But they did not spend 20% of GDP on behalf of 2000 deaths ... but on behalf of the many other thousands they saved the lives of. This is the same as saying millions are spent on the deaths caused by cancer ... again, it is spent to prevent the deaths of many others.
well, you cannot prove what did not happen. the idea that thousands were saved is just a guess. perhaps no one was saved. but say ten thousand were saved. then the phils has spent 20 percent of its economy on behalf of 12,000 deaths. it still makes no sense at all, especially when the vast majority appear to be older people with co morbidities (in all countries).
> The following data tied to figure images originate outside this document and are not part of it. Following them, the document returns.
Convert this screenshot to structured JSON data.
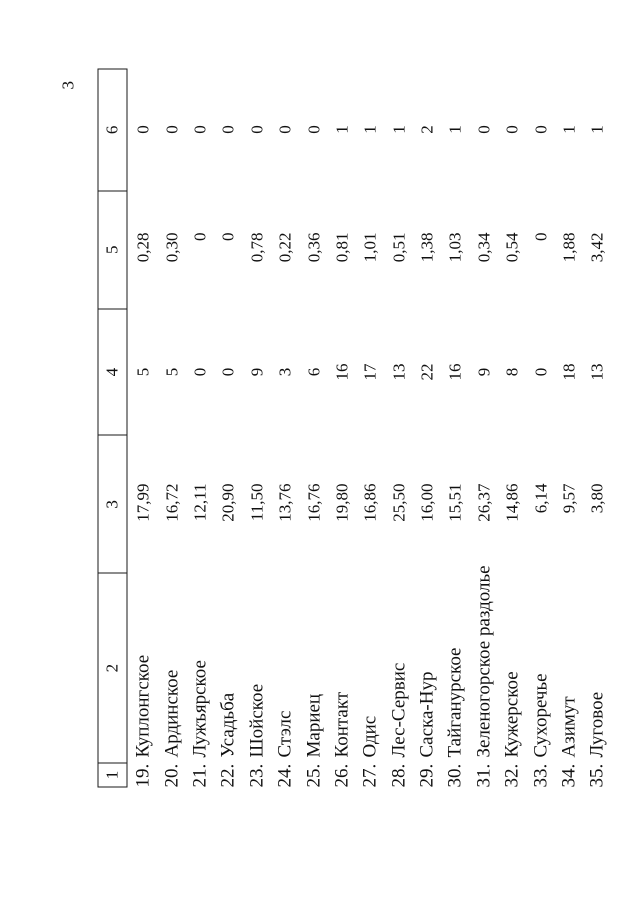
{
  "page": {
    "number": "3"
  },
  "colors": {
    "ink": "#111111",
    "line": "#1a1a1a",
    "paper": "#ffffff"
  },
  "table": {
    "header": {
      "columns": [
        "1",
        "2",
        "3",
        "4",
        "5",
        "6"
      ]
    },
    "rows": [
      {
        "num": "19.",
        "name": "Куплонгское",
        "c3": "17,99",
        "c4": "5",
        "c5": "0,28",
        "c6": "0"
      },
      {
        "num": "20.",
        "name": "Ардинское",
        "c3": "16,72",
        "c4": "5",
        "c5": "0,30",
        "c6": "0"
      },
      {
        "num": "21.",
        "name": "Лужъярское",
        "c3": "12,11",
        "c4": "0",
        "c5": "0",
        "c6": "0"
      },
      {
        "num": "22.",
        "name": "Усадьба",
        "c3": "20,90",
        "c4": "0",
        "c5": "0",
        "c6": "0"
      },
      {
        "num": "23.",
        "name": "Шойское",
        "c3": "11,50",
        "c4": "9",
        "c5": "0,78",
        "c6": "0"
      },
      {
        "num": "24.",
        "name": "Стэлс",
        "c3": "13,76",
        "c4": "3",
        "c5": "0,22",
        "c6": "0"
      },
      {
        "num": "25.",
        "name": "Мариец",
        "c3": "16,76",
        "c4": "6",
        "c5": "0,36",
        "c6": "0"
      },
      {
        "num": "26.",
        "name": "Контакт",
        "c3": "19,80",
        "c4": "16",
        "c5": "0,81",
        "c6": "1"
      },
      {
        "num": "27.",
        "name": "Одис",
        "c3": "16,86",
        "c4": "17",
        "c5": "1,01",
        "c6": "1"
      },
      {
        "num": "28.",
        "name": "Лес-Сервис",
        "c3": "25,50",
        "c4": "13",
        "c5": "0,51",
        "c6": "1"
      },
      {
        "num": "29.",
        "name": "Саска-Нур",
        "c3": "16,00",
        "c4": "22",
        "c5": "1,38",
        "c6": "2"
      },
      {
        "num": "30.",
        "name": "Тайганурское",
        "c3": "15,51",
        "c4": "16",
        "c5": "1,03",
        "c6": "1"
      },
      {
        "num": "31.",
        "name": "Зеленогорское раздолье",
        "c3": "26,37",
        "c4": "9",
        "c5": "0,34",
        "c6": "0"
      },
      {
        "num": "32.",
        "name": "Кужерское",
        "c3": "14,86",
        "c4": "8",
        "c5": "0,54",
        "c6": "0"
      },
      {
        "num": "33.",
        "name": "Сухоречье",
        "c3": "6,14",
        "c4": "0",
        "c5": "0",
        "c6": "0"
      },
      {
        "num": "34.",
        "name": "Азимут",
        "c3": "9,57",
        "c4": "18",
        "c5": "1,88",
        "c6": "1"
      },
      {
        "num": "35.",
        "name": "Луговое",
        "c3": "3,80",
        "c4": "13",
        "c5": "3,42",
        "c6": "1"
      }
    ]
  }
}
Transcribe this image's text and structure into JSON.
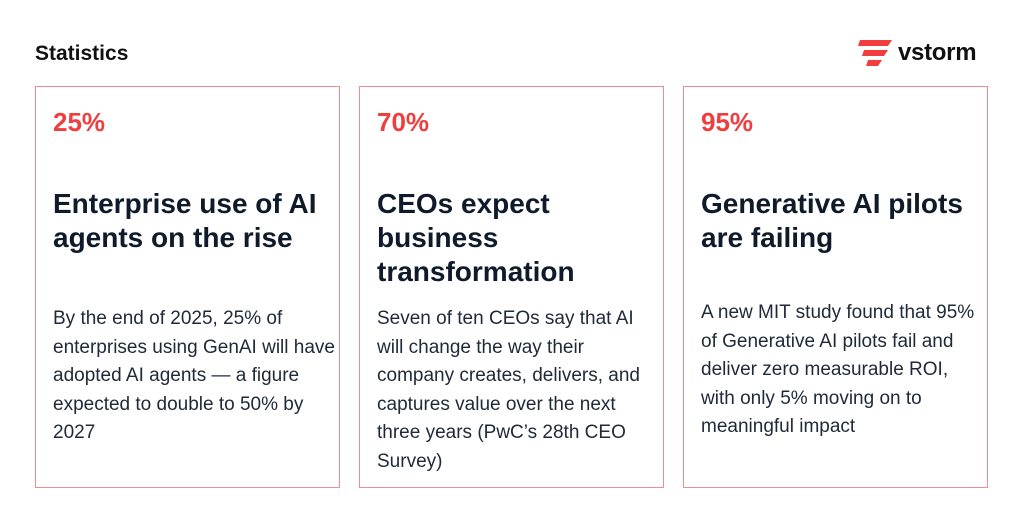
{
  "header": {
    "title": "Statistics"
  },
  "logo": {
    "text": "vstorm",
    "accent_color": "#f03e3e"
  },
  "cards": [
    {
      "stat": "25%",
      "heading": "Enterprise use of AI agents on the rise",
      "body": "By the end of 2025, 25% of enterprises using GenAI will have adopted AI agents — a figure expected to double to 50% by 2027"
    },
    {
      "stat": "70%",
      "heading": "CEOs expect business transformation",
      "body": "Seven of ten CEOs say that AI will change the way their company creates, delivers, and captures value over the next three years (PwC’s 28th CEO Survey)"
    },
    {
      "stat": "95%",
      "heading": "Generative AI pilots are failing",
      "body": "A new MIT study found that 95% of Generative AI pilots fail and deliver zero measurable ROI, with only 5% moving on to meaningful impact"
    }
  ],
  "colors": {
    "accent": "#f03e3e",
    "card_border": "#f28b8b",
    "heading": "#0f1a2b"
  }
}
Well, not a guess (the fact that some would be saved) but a process of rational thinking. There would be no point spending millions on cancer treatments, as an example, if there was no evidence that treatment prevents suffering and possible death. Similarly for a virus disease - the fact that it is more acute and easily spread makes it far more imperative to treat it by ALL reasonable means possible. You note I used the word "reasonable" so I am not talking about shutting down economies where the risk is low or separating bike riders with plastic - but primarily the use of face masks, other PPE, social distancing, track and tracing and a few other things. My 'evidence', which forms part of my rational thinking (not 'guessing') is two-fold: 1. The experience of treating other contagious diseases and the knowledge of how they spread - the evidence for Covid-19's spread is now overwhelming. 2. The fact that countries which did the things I listed above as 'reasonable' (I especially cite Taiwan) have had very low cases/deaths. So doing reasonable things = lower cases, lower death rates, lower educational and business disruption; doing nothing or very little or doing something but the wrong things (e.g Brazil) = huge number of cases and higher death rates. Please cite your evidence for doing nothing and not overwhelming hospitals and killing people.